Washington, Portonews.com-Amerika Serikat meminta China untuk menyediakan data dari hari-hari paling awal terjadinya wabah COVID-19. Hal ini dikarenakan adanya laporan investigasi dari World Health Organization (WHO).
Penasihat keamanan nasional Gedung Putih Jake Sullivan mengatakan dalam sebuah pernyataan bahwa laporan itu harus independen dan bebas dari “perubahan oleh pemerintah China”.
Seorang juru bicara Kedutaan Besar China, seperti dilansir Reuters, (14/2/2021), membalas dengan pernyataan tegas, mengatakan Amerika Serikat telah merusak kerja sama multilateral dan WHO dalam beberapa tahun terakhir, dan tidak boleh “menunjuk jari” ke China dan negara lain yang mendukung WHO selama COVID -19 pandemi.

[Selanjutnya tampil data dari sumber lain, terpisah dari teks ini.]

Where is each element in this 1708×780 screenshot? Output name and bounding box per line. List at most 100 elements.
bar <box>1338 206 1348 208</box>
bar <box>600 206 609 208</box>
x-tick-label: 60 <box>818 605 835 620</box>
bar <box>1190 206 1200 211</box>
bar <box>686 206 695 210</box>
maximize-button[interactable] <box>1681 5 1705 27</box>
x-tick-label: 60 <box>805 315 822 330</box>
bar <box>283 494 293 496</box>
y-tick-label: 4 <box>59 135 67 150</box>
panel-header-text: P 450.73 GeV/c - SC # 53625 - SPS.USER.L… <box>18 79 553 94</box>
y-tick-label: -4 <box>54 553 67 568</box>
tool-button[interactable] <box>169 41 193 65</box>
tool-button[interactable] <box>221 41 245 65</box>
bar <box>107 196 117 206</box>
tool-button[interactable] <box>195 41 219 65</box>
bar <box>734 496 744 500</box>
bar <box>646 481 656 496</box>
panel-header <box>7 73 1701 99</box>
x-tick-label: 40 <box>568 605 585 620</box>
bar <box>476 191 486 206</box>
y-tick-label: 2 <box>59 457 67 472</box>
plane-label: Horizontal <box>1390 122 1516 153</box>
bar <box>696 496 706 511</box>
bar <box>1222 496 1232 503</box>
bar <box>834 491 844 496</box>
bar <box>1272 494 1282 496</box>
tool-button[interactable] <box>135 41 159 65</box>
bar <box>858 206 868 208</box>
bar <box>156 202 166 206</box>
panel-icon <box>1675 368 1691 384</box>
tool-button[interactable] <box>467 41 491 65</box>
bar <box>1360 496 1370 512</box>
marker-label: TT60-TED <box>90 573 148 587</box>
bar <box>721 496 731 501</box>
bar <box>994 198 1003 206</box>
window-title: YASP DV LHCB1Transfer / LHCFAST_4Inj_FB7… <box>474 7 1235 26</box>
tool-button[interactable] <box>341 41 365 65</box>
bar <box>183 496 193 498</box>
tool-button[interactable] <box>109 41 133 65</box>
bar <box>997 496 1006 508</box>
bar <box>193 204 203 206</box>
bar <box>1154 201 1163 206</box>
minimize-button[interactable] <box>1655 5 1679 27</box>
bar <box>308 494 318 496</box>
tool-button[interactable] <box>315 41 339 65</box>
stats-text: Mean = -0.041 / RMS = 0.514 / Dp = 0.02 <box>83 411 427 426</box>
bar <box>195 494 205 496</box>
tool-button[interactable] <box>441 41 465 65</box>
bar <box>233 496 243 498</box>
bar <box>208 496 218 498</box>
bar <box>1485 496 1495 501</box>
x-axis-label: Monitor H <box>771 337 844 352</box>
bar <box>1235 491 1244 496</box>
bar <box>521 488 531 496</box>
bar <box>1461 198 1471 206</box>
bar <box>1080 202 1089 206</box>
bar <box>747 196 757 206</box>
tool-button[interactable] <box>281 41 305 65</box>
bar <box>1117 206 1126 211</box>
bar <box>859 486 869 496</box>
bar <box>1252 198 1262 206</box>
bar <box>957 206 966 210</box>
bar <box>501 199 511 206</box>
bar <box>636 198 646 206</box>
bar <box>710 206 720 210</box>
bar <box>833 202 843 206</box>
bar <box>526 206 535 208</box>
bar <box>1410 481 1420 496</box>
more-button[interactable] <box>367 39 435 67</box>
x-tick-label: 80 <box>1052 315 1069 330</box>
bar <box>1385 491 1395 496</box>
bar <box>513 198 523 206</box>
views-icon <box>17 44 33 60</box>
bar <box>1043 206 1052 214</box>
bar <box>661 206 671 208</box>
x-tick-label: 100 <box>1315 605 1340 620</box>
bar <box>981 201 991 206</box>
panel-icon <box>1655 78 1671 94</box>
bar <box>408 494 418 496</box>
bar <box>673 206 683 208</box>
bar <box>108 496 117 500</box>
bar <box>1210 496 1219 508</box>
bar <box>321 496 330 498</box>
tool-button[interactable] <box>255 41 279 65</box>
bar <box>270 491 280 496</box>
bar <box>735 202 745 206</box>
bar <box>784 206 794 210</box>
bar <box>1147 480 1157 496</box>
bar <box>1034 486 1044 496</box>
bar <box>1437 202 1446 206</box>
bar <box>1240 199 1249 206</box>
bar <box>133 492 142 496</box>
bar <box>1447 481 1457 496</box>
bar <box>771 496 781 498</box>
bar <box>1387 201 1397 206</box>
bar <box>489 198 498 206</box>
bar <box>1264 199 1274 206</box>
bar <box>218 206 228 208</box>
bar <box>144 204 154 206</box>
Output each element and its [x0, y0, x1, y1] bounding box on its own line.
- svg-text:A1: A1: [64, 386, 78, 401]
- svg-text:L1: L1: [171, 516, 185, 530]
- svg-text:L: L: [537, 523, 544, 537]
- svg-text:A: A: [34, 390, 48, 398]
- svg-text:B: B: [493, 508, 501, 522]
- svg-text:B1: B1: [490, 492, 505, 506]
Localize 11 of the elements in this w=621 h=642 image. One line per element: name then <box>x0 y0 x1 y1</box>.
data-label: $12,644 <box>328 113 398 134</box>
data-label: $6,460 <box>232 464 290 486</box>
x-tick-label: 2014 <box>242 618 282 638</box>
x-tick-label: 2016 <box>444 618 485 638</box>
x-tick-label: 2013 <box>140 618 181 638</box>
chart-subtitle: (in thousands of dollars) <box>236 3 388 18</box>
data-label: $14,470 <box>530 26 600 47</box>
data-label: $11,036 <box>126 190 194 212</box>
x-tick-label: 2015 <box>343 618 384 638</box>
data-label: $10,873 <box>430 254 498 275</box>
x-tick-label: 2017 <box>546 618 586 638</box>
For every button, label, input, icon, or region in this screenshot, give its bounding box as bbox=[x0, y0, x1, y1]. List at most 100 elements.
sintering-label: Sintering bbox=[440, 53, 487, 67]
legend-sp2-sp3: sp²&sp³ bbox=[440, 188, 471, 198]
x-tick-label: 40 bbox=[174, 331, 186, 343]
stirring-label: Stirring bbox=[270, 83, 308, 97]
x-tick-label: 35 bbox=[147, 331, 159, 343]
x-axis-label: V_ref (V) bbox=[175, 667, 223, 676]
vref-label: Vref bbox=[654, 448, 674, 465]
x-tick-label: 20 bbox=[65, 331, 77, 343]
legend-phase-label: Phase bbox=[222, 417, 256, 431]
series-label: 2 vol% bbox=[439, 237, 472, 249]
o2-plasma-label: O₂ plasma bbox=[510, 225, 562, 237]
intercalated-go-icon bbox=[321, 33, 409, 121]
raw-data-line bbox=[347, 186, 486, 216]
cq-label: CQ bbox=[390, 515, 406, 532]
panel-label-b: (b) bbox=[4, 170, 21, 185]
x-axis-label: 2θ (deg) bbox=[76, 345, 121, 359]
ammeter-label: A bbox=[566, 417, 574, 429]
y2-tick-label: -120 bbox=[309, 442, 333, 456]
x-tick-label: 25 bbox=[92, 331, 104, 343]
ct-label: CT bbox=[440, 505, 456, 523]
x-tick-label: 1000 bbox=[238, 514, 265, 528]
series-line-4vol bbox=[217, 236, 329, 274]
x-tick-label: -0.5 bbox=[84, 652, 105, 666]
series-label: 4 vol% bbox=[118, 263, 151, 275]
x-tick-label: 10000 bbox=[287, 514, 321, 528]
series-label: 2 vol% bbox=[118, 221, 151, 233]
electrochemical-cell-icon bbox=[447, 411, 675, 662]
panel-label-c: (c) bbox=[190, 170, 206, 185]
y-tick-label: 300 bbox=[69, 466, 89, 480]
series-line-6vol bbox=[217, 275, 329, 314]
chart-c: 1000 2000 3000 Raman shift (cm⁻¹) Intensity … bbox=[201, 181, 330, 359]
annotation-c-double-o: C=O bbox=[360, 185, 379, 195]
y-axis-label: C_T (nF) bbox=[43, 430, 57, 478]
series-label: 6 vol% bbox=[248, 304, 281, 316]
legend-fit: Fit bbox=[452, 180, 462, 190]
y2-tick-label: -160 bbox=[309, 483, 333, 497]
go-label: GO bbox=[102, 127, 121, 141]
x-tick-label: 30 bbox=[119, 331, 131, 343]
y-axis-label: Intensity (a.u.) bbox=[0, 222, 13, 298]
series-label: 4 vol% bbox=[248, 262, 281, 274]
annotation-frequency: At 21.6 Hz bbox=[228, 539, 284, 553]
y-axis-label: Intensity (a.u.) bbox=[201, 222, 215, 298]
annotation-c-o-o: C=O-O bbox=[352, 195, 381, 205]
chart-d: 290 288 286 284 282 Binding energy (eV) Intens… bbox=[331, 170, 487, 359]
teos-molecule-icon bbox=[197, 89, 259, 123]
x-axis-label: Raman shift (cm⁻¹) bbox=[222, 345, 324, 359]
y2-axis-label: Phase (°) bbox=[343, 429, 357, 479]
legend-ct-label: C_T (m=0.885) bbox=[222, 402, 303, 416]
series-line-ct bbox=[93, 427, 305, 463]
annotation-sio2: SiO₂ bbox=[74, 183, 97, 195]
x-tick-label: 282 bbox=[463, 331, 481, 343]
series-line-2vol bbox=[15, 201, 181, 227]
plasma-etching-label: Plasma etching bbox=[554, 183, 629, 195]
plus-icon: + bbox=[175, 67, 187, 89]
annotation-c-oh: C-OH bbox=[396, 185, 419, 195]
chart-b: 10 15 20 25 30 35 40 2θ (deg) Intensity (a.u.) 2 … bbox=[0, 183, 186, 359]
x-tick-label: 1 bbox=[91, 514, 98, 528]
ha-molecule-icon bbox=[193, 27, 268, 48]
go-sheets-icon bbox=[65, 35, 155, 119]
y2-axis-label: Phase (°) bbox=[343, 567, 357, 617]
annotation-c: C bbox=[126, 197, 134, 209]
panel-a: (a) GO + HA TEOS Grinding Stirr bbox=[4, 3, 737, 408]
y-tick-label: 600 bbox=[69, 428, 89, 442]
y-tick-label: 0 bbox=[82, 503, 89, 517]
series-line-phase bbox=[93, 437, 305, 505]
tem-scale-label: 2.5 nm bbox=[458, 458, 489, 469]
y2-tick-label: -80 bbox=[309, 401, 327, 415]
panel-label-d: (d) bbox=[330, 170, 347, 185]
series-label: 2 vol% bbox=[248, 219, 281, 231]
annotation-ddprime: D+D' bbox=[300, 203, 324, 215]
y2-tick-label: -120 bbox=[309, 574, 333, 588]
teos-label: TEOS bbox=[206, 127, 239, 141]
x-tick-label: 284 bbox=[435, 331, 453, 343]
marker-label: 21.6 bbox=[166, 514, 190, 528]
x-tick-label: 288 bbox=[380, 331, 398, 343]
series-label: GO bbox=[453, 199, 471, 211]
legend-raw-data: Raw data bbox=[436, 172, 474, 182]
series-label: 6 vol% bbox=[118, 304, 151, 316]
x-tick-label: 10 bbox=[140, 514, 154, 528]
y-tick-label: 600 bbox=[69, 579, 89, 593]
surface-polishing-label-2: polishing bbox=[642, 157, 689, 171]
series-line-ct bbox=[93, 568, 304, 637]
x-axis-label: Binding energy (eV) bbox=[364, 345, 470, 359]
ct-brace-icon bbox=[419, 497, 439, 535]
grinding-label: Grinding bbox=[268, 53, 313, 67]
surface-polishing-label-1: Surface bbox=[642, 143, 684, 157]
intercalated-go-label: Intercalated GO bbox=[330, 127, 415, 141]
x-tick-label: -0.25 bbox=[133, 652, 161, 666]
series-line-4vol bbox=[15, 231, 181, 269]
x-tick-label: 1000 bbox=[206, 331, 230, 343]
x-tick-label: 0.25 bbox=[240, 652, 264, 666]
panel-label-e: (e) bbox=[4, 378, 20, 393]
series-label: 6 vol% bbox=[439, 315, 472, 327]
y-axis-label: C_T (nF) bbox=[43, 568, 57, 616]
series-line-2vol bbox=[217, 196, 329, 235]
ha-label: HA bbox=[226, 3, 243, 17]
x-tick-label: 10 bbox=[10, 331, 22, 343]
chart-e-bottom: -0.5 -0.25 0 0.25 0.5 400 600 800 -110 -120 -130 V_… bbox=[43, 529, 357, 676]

China menyambut baik keputusan AS untuk terlibat kembali dengan WHO, tetapi Washington harus berpegang pada “standar tertinggi” daripada membidik negara lain, kata juru bicara itu.
Direktur Jenderal WHO Tedros Adhanom Ghebreyesus pada hari Jumat mengatakan semua hipotesis masih terbuka tentang asal-usul COVID-19, setelah Washington mengatakan ingin meninjau data dari misi yang dipimpin WHO ke China, tempat virus pertama kali muncul.
Misi yang dipimpin WHO, yang menghabiskan empat minggu di China untuk menyelidiki asal-usul wabah COVID-19, mengatakan minggu ini bahwa mereka tidak melihat lebih jauh pertanyaan apakah virus itu lolos dari laboratorium, yang dianggap sangat tidak mungkin.
Sullivan mencatat bahwa Presiden AS Joe Biden dengan cepat membatalkan keputusan untuk melepaskan diri dari WHO, tetapi mengatakan sangat penting untuk melindungi kredibilitas organisasi.
“Melibatkan kembali WHO juga berarti mempertahankannya pada standar tertinggi,” kata Sullivan.
Sementara itu, China menolak memberikan data mentah tentang kasus awal COVID-19 kepada tim yang dipimpin WHO yang menyelidiki asal-usul pandemi, menurut salah satu penyelidik tim, yang berpotensi mempersulit upaya untuk memahami bagaimana wabah itu dimulai.